Cyanobacteria were responsible form the Great Oxidation Event |
The Great Oxidation Event, as it is known, is immensely important in the history of the planet. The accumulation of oxygen in the atmosphere required some kind of photosynthetic microorganism and so the geochemical signature of oxygen is taken as evidence of cyanobacteria living at least 2.5 billion years ago. Of course the Great Oxidation Event did not occur overnight. It took tens and possibly hundreds of millions of years to transform the atmosphere, suggesting that cyanobacteria were even older still.
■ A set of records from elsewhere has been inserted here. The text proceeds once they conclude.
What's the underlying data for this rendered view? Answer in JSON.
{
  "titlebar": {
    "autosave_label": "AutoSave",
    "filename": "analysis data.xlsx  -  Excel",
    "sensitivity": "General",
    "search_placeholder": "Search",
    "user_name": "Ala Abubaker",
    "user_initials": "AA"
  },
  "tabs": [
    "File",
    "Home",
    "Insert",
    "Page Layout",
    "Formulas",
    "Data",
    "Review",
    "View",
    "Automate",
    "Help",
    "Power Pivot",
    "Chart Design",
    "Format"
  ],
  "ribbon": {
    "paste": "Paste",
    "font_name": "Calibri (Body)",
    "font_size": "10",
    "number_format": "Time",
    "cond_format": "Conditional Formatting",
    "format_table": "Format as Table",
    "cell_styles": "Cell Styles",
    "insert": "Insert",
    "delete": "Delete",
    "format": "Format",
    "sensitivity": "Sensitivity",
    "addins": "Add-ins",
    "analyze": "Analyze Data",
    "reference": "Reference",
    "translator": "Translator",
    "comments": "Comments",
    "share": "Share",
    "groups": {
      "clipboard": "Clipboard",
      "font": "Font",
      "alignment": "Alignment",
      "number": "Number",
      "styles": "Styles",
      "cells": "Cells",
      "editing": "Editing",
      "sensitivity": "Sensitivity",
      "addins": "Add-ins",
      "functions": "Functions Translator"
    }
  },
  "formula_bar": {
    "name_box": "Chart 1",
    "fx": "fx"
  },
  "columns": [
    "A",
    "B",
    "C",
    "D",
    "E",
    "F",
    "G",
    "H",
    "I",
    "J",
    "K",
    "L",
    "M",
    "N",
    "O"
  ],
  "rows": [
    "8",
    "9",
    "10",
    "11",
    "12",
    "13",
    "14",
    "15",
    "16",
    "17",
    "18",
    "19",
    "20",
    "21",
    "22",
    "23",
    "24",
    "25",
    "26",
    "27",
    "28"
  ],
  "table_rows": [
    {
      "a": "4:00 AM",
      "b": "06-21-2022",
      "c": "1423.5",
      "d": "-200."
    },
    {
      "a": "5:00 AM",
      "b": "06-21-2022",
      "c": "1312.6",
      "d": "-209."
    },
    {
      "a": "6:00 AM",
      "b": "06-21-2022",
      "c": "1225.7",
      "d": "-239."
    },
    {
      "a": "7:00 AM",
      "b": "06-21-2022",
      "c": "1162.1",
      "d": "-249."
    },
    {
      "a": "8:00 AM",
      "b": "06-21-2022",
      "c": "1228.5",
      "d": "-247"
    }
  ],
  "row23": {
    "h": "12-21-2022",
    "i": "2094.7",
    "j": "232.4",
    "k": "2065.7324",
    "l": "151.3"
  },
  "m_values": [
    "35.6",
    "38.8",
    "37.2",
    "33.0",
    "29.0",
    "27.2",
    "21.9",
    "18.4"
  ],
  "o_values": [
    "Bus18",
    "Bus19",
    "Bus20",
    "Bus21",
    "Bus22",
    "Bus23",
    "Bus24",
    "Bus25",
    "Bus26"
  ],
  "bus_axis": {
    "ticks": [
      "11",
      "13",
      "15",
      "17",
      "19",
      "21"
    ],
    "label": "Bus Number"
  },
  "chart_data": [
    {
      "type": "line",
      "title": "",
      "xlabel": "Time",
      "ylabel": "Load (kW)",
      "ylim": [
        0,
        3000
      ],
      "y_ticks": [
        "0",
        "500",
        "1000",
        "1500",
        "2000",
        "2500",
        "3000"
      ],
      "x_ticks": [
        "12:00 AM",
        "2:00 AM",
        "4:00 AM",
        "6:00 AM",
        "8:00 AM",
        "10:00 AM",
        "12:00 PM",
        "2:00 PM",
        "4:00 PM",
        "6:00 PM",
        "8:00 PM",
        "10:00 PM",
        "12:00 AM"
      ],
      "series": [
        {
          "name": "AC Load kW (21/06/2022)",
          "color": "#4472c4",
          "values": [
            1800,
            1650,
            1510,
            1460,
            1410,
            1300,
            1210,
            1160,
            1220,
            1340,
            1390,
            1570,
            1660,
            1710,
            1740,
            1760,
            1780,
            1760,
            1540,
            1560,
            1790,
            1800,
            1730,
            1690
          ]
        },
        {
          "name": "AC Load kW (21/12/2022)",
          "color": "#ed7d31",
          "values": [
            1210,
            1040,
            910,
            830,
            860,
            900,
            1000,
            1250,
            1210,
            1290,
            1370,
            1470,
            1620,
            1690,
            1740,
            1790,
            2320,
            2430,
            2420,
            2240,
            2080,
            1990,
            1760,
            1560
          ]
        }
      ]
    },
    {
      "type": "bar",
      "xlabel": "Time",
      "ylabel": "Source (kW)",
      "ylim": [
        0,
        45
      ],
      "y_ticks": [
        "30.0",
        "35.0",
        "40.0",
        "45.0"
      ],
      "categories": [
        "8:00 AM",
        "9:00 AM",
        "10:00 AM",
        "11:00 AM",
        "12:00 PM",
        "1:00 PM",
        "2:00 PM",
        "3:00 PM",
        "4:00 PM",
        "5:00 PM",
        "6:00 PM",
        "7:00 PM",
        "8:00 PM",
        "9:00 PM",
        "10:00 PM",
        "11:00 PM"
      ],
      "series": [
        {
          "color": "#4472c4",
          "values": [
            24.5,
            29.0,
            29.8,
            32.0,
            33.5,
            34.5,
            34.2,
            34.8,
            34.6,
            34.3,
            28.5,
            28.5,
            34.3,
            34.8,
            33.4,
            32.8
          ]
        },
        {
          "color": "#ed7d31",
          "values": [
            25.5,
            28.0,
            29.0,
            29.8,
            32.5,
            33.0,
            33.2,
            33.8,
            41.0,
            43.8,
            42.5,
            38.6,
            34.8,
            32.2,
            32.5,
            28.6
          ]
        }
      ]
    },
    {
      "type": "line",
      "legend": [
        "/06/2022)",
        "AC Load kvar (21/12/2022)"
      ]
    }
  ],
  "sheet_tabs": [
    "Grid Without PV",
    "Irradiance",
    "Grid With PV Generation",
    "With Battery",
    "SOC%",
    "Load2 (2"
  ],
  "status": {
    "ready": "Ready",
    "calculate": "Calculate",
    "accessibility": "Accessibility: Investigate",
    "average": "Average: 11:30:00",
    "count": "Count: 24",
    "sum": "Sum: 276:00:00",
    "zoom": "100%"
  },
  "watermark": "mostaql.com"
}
Whiffs of oxygen from 2.9 billion years ago suggested that cyanobacteria may have had an evolutionary history extending back at least as far. A recent discovery, however, has pushed that history back again by an incredible 300 million years. Analysis of a 3.23 billion year old sediment core sample from South Africa show a small but definite signature of having been deposited in an oxygenated environment. The core consisted of several different rock types each of which were analysed using mass spectroscopy with the purpose of detecting the ratios of iron isotopes.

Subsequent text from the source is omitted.